Bayou Country

Creedence Clearwater Revival

Fantasy, 1969

http://en.wikipedia.org/wiki/Creedence_Clearwater_Revival

REVIEW BY: Benjamin Ray

ORIGINALLY PUBLISHED: 01/27/2007

The follow-up to CCR's debut finds them settling into their traditional swamp-rock sound, abandoning the psychedelia and blues of Creedence Clearwater Revival for a more organic Southern feel. Not bad from a couple of guys from San Francisco in 1969.

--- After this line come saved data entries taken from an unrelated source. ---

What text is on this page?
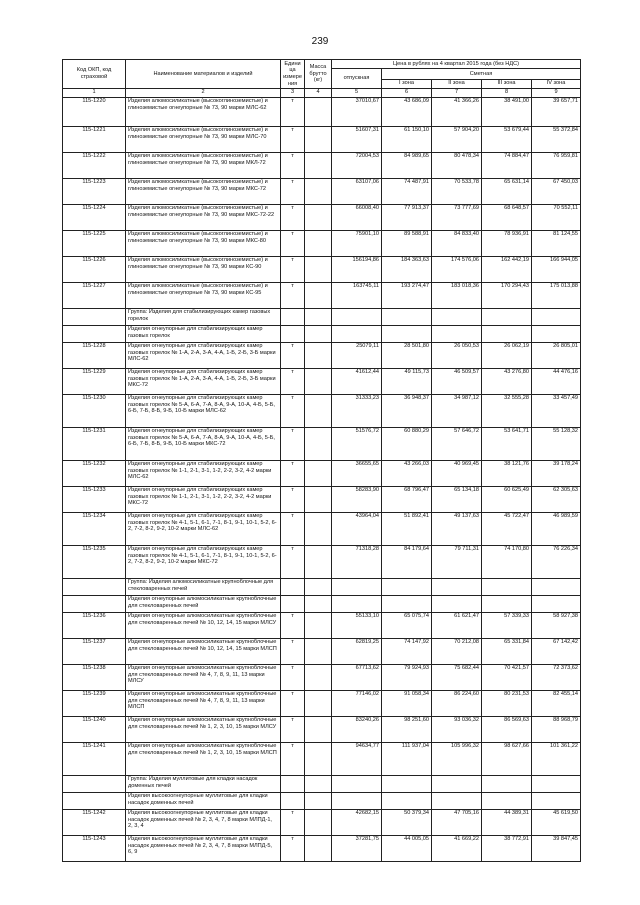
239
Код ОКП, код страховой	Наименование материалов и изделий	Едини ца измере ния	Масса брутто (кг)	Цена в рублях на 4 квартал 2015 года (без НДС)				
				отпускная	Сметная			
					I зона	II зона	III зона	IV зона
1	2	3	4	5	6	7	8	9
115-1220	Изделия алюмосиликатные (высокоглиноземистые) и глиноземистые огнеупорные № 73, 90 марки МЛС-62	т		37010,67	43 686,09	41 366,26	38 491,00	39 657,71
115-1221	Изделия алюмосиликатные (высокоглиноземистые) и глиноземистые огнеупорные № 73, 90 марки МЛС-70	т		51607,31	61 150,10	57 904,20	53 679,44	55 372,84
115-1222	Изделия алюмосиликатные (высокоглиноземистые) и глиноземистые огнеупорные № 73, 90 марки МКЛ-72	т		72004,53	84 989,65	80 478,34	74 884,47	76 959,81
115-1223	Изделия алюмосиликатные (высокоглиноземистые) и глиноземистые огнеупорные № 73, 90 марки МКС-72	т		63107,06	74 487,91	70 533,78	65 631,14	67 450,03
115-1224	Изделия алюмосиликатные (высокоглиноземистые) и глиноземистые огнеупорные № 73, 90 марки МКС-72-22	т		66008,40	77 913,37	73 777,69	68 648,57	70 552,11
115-1225	Изделия алюмосиликатные (высокоглиноземистые) и глиноземистые огнеупорные № 73, 90 марки МКС-80	т		75901,10	89 588,91	84 833,40	78 936,91	81 124,55
115-1226	Изделия алюмосиликатные (высокоглиноземистые) и глиноземистые огнеупорные № 73, 90 марки КС-90	т		156194,86	184 363,63	174 576,06	162 442,19	166 944,05
115-1227	Изделия алюмосиликатные (высокоглиноземистые) и глиноземистые огнеупорные № 73, 90 марки КС-95	т		163745,11	193 274,47	183 018,36	170 294,43	175 013,88
	Группа: Изделия для стабилизирующих камер газовых горелок							
	Изделия огнеупорные для стабилизирующих камер газовых горелок							
115-1228	Изделия огнеупорные для стабилизирующих камер газовых горелок № 1-А, 2-А, 3-А, 4-А, 1-Б, 2-Б, 3-Б марки МЛС-62	т		25079,11	28 501,80	26 050,53	26 062,19	26 805,01
115-1229	Изделия огнеупорные для стабилизирующих камер газовых горелок № 1-А, 2-А, 3-А, 4-А, 1-Б, 2-Б, 3-Б марки МКС-72	т		41612,44	49 115,73	46 509,57	43 276,80	44 476,16
115-1230	Изделия огнеупорные для стабилизирующих камер газовых горелок № 5-А, 6-А, 7-А, 8-А, 9-А, 10-А, 4-Б, 5-Б, 6-Б, 7-Б, 8-Б, 9-Б, 10-Б марки МЛС-62	т		31333,23	36 948,37	34 987,12	32 555,28	33 457,49
115-1231	Изделия огнеупорные для стабилизирующих камер газовых горелок № 5-А, 6-А, 7-А, 8-А, 9-А, 10-А, 4-Б, 5-Б, 6-Б, 7-Б, 8-Б, 9-Б, 10-Б марки МКС-72	т		51576,72	60 880,29	57 646,72	53 641,71	55 128,32
115-1232	Изделия огнеупорные для стабилизирующих камер газовых горелок № 1-1, 2-1, 3-1, 1-2, 2-2, 3-2, 4-2 марки МЛС-62	т		36655,65	43 266,03	40 969,45	38 121,76	39 178,24
115-1233	Изделия огнеупорные для стабилизирующих камер газовых горелок № 1-1, 2-1, 3-1, 1-2, 2-2, 3-2, 4-2 марки МКС-72	т		58283,90	68 796,47	65 134,18	60 625,49	62 305,63
115-1234	Изделия огнеупорные для стабилизирующих камер газовых горелок № 4-1, 5-1, 6-1, 7-1, 8-1, 9-1, 10-1, 5-2, 6-2, 7-2, 8-2, 9-2, 10-2 марки МЛС-62	т		43964,04	51 892,41	49 137,63	45 722,47	46 989,59
115-1235	Изделия огнеупорные для стабилизирующих камер газовых горелок № 4-1, 5-1, 6-1, 7-1, 8-1, 9-1, 10-1, 5-2, 6-2, 7-2, 8-2, 9-2, 10-2 марки МКС-72	т		71318,28	84 179,64	79 711,31	74 170,80	76 226,34
	Группа: Изделия алюмосиликатные крупноблочные для стекловаренных печей							
	Изделия огнеупорные алюмосиликатные крупноблочные для стекловаренных печей							
115-1236	Изделия огнеупорные алюмосиликатные крупноблочные для стекловаренных печей № 10, 12, 14, 15 марки МЛСУ	т		55133,10	65 075,74	61 621,47	57 339,33	58 927,38
115-1237	Изделия огнеупорные алюмосиликатные крупноблочные для стекловаренных печей № 10, 12, 14, 15 марки МЛСП	т		62819,25	74 147,92	70 212,08	65 331,84	67 142,42
115-1238	Изделия огнеупорные алюмосиликатные крупноблочные для стекловаренных печей № 4, 7, 8, 9, 11, 13 марки МЛСУ	т		67713,62	79 924,93	75 682,44	70 421,57	72 373,62
115-1239	Изделия огнеупорные алюмосиликатные крупноблочные для стекловаренных печей № 4, 7, 8, 9, 11, 13 марки МЛСП	т		77146,02	91 058,34	86 224,60	80 231,53	82 455,14
115-1240	Изделия огнеупорные алюмосиликатные крупноблочные для стекловаренных печей № 1, 2, 3, 10, 15 марки МЛСУ	т		83240,26	98 251,60	93 036,32	86 569,63	88 968,79
115-1241	Изделия огнеупорные алюмосиликатные крупноблочные для стекловаренных печей № 1, 2, 3, 10, 15 марки МЛСП	т		94634,77	111 937,04	105 996,32	98 627,66	101 361,22
	Группа: Изделия муллитовые для кладки насадок доменных печей							
	Изделия высокоогнеупорные муллитовые для кладки насадок доменных печей							
115-1242	Изделия высокоогнеупорные муллитовые для кладки насадок доменных печей № 2, 3, 4, 7, 8 марки МЛПД-1, 2, 3, 4	т		42682,15	50 379,34	47 705,16	44 389,31	45 619,50
115-1243	Изделия высокоогнеупорные муллитовые для кладки насадок доменных печей № 2, 3, 4, 7, 8 марки МЛПД-5, 6, 9	т		37281,75	44 005,05	41 669,22	38 772,91	39 847,45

Bayou Country was the band's first of three records in 1969, beginning a ridiculously prolific two years in which CCR recorded five great albums. It's a piece of work that features singer/songwriter/guitarist John Fogerty's burgeoning fascination with the Deep South, cemented not only by his musical chops but by the loose, ragged rhythm section and the utter seriousness with which the band takes their quest.

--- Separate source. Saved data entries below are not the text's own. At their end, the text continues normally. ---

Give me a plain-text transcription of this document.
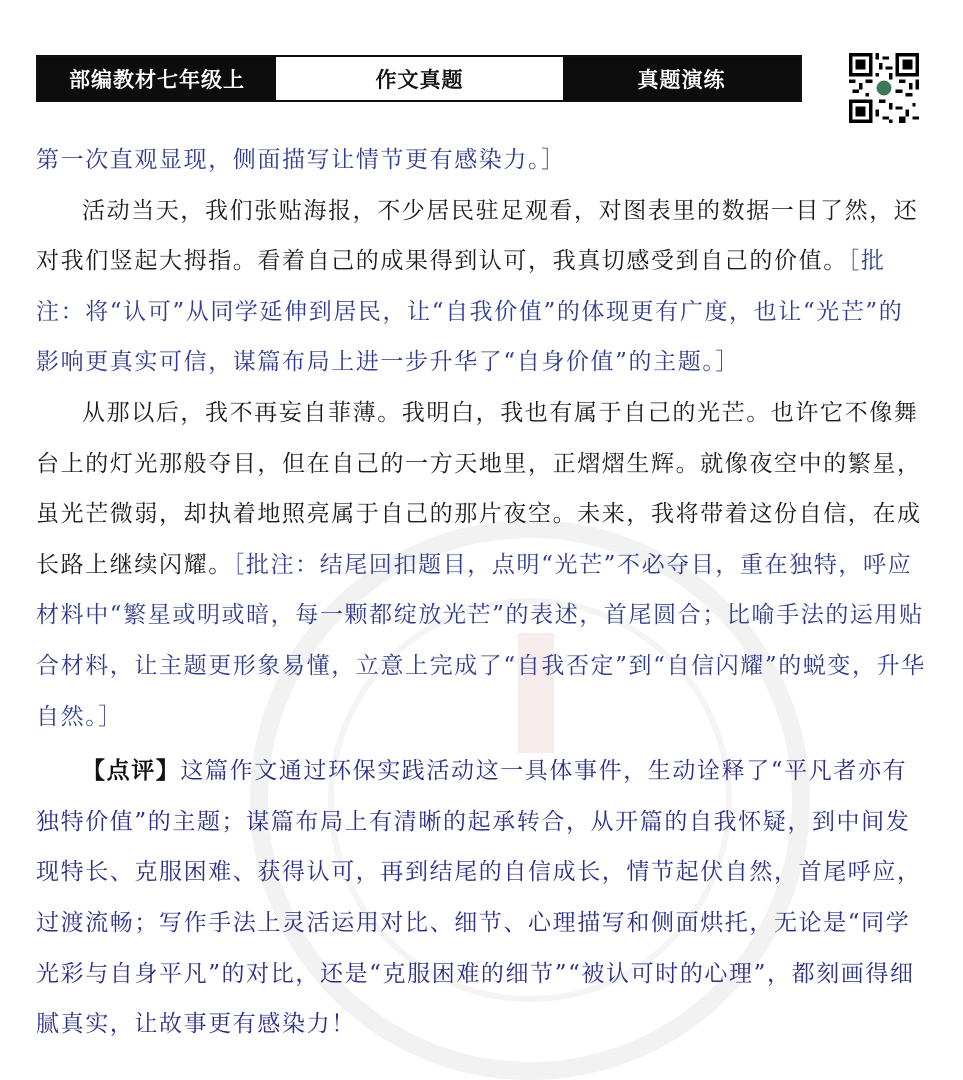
部编教材七年级上	作文真题	真题演练

第一次直观显现，侧面描写让情节更有感染力。］

活动当天，我们张贴海报，不少居民驻足观看，对图表里的数据一目了然，还对我们竖起大拇指。看着自己的成果得到认可，我真切感受到自己的价值。［批注：将“认可”从同学延伸到居民，让“自我价值”的体现更有广度，也让“光芒”的影响更真实可信，谋篇布局上进一步升华了“自身价值”的主题。］

从那以后，我不再妄自菲薄。我明白，我也有属于自己的光芒。也许它不像舞台上的灯光那般夺目，但在自己的一方天地里，正熠熠生辉。就像夜空中的繁星，虽光芒微弱，却执着地照亮属于自己的那片夜空。未来，我将带着这份自信，在成长路上继续闪耀。［批注：结尾回扣题目，点明“光芒”不必夺目，重在独特，呼应材料中“繁星或明或暗，每一颗都绽放光芒”的表述，首尾圆合；比喻手法的运用贴合材料，让主题更形象易懂，立意上完成了“自我否定”到“自信闪耀”的蜕变，升华自然。］

【点评】这篇作文通过环保实践活动这一具体事件，生动诠释了“平凡者亦有独特价值”的主题；谋篇布局上有清晰的起承转合，从开篇的自我怀疑，到中间发现特长、克服困难、获得认可，再到结尾的自信成长，情节起伏自然，首尾呼应，过渡流畅；写作手法上灵活运用对比、细节、心理描写和侧面烘托，无论是“同学光彩与自身平凡”的对比，还是“克服困难的细节”“被认可时的心理”，都刻画得细腻真实，让故事更有感染力！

It was rare in 1969 to find an artist who was returning to old styles of music instead of forging new trails, but CCR was that rare band that did both. The update of "Good Golly Miss Molly" proves this, adding some muscle to the old classic as well as pretty cool guitar solo. In addition, it's the only cover here, but it comes at just the right spot in the disc, breaking up the epics.my_heart_sings_the_harmony_web_ad_alt_250

The other six songs indeed play as epics, slices of dark Cajun funk that paint an individual picture of people, at once truly American and yet glossed with a quiet menace. "Born On The Bayou" is the prime example, Fogerty's heavy guitar and scratchy vocals sounding authentic and setting the tone of the album perfectly. The rhythm section often carries the songs as much as the Fogerty guitars, and the result is compelling

"Bootleg" is a little less intimidating, a jaunty acoustic ditty set to a murky rhythm section carried by the mini-guitar fills between each line. It's a lead-in to "Graveyard Train," an eight-minute blues workout that rides the same ominous chord the entire time while Fogerty warbles over top, sounding like a swampy death march. That the band can make it interesting for so long is a testament to their hypnotic power, even though eight minutes is a bit much.

"Penthouse Pauper" is a charged-up blues rocker with an offhand charm, the sort of music Led Zeppelin made before 1970, and "Proud Mary" features the same sort of lazy, careless rocking. But the best is saved for last: the eight-minute "Keep On Chooglin'" is as good as "Born On The Bayou," the point where the band's Southern leanings and Fogerty's persona gel as one and sound so natural that you'll forget this is a California band and tap your foot to the country-fried beat, harmonica solos and scratchy, smoke-n-booze-filled vocals. Surely this band birthed Southern rock just as much as Skynyrd or the Allmans.

CCR was more of a jam band than people remember and this record reveals that, which renders it eminently listenable and a highlight in the band's catalog but not their best outing as songwriters. But few sophomore releases are this good, and CCR was and is so totally original that the 34 minutes of music just fly by. It's a worthwhile way to spend time.